The current dominant narrative about “First Contact” was that biologically distinct Neandertals were totally replaced by culturally and superior H sapiens sapiens (whose cognitive processes were biologically novel and allowed for more flexible thought and abstraction). I suspect this is wrong in the stark and extreme simplicity, the data seems to be that some admixture did occur from the morphology, and soon genetics. Nevertheless, by the nature of the genetic and anatomical evidence it does seem probable that the preponderance of our ancestry, or specifically of Europeans, is “African,” and not archaic European (Neandertal). So there was a population size imbalance as the two demes fused. Nevertheless, that imbalance was likely always in existance, and the Neandertals had survived and endured for hundreds of the thousands of years as a persistent ecotype. Something changed between 50 K – 30 K in the African-Neandertal dynamic. The Neandertals were assimilated as Africans exploded out of their home continent and swept all before them in a wave of genetic advance. So I suspect that the Africans were special in some way, but the Neandertals were no primitive brutes with no skills or knowledge to hand off to the new players on the scene, hundreds of thousands of years in Europe would no doubt have resulted in specialized local adaptations and cultural traditions ripe for the picking.
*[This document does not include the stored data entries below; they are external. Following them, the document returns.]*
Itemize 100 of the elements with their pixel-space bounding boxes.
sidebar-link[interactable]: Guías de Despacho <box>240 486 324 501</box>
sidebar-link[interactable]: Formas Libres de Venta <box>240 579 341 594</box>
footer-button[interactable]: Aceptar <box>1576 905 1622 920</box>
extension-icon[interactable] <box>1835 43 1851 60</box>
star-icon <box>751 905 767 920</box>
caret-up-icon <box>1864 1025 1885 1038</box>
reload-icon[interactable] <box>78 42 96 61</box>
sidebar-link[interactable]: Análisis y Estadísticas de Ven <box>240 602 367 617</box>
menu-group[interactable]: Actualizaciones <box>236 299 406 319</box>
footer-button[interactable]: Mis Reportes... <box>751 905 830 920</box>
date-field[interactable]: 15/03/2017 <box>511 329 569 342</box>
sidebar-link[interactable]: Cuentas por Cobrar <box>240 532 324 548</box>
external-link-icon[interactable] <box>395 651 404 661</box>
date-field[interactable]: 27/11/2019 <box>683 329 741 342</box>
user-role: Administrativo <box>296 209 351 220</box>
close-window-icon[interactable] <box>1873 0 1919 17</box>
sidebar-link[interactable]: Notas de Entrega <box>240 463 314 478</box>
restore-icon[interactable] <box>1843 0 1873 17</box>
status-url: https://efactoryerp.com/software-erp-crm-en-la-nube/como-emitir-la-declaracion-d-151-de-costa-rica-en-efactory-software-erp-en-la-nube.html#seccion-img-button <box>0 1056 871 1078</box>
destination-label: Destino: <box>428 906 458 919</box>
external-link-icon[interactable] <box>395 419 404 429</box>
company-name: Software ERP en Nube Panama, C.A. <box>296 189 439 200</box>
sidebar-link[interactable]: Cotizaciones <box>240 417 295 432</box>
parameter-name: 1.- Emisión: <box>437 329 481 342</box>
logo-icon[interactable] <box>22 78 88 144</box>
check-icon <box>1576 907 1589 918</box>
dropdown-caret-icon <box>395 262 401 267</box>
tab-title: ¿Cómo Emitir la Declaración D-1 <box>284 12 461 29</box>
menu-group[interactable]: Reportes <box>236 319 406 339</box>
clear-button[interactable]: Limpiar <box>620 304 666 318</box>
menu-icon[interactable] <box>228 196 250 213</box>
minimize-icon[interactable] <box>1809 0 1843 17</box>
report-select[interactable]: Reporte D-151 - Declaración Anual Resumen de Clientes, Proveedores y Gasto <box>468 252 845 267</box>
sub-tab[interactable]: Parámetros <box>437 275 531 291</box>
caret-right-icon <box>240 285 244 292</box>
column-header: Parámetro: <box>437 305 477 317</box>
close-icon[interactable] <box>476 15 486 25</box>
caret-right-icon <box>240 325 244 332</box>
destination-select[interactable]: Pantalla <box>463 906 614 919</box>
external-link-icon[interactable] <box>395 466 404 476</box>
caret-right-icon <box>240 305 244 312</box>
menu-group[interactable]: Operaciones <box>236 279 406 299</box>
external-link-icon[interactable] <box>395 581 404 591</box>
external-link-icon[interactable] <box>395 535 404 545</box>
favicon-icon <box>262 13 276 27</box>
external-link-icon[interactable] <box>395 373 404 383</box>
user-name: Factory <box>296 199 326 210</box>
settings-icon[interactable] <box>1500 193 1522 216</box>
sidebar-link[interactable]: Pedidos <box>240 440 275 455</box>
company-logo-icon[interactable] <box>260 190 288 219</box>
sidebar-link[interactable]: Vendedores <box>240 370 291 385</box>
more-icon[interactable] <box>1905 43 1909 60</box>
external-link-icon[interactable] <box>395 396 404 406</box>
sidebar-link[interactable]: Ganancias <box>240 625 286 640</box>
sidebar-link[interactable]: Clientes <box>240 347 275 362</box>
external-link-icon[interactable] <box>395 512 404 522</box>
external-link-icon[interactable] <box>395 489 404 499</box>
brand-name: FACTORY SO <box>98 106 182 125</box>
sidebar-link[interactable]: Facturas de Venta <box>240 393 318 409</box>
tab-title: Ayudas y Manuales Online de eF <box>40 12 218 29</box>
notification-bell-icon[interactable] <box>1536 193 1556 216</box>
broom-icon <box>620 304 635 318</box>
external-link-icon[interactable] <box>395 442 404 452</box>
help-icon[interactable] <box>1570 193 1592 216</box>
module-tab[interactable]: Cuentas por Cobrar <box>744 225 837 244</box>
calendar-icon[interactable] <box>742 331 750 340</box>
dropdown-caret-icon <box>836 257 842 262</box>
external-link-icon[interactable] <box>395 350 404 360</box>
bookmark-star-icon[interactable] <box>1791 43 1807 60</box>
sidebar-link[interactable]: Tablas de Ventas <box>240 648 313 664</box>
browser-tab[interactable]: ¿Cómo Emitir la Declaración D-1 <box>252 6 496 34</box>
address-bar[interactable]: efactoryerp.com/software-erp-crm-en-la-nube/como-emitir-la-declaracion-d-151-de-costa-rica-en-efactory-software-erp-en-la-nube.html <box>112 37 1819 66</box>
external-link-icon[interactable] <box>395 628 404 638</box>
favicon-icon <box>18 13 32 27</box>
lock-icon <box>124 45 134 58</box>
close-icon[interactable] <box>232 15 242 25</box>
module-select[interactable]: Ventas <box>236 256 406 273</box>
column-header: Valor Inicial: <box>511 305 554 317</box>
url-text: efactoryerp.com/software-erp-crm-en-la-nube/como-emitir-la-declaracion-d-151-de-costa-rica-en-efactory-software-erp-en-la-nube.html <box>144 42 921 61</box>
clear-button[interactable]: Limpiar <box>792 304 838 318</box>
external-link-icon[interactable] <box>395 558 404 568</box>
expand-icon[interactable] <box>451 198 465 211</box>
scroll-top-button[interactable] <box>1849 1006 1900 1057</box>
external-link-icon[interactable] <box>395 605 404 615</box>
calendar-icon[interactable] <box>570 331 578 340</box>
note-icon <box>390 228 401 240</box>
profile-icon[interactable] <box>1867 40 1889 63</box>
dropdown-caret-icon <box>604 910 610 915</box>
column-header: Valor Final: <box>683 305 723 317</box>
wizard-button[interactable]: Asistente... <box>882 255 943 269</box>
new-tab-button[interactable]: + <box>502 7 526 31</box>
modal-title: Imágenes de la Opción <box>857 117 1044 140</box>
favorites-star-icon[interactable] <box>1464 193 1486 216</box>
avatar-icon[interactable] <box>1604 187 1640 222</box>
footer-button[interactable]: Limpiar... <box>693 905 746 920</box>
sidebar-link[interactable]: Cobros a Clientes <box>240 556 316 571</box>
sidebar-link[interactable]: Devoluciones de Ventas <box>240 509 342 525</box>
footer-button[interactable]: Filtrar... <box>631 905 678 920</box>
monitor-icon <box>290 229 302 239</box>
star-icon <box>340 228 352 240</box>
1 – A clarifying point, a “wave of advance” by its nature becomes dilute and distinct from its source character as it sweeps across demes. Nevertheless, the Bantu “wave of advance” in East and South Africa (from West-Central Africa) or the Yayoi advance in Japan overlain over the Jomon substrate (so that the Yayoi ancestral quantum outweights the Jomon 3:1 in the modern Japanese) show that a powerful pulse can be transformative and outpace cultural assimilation and reaction.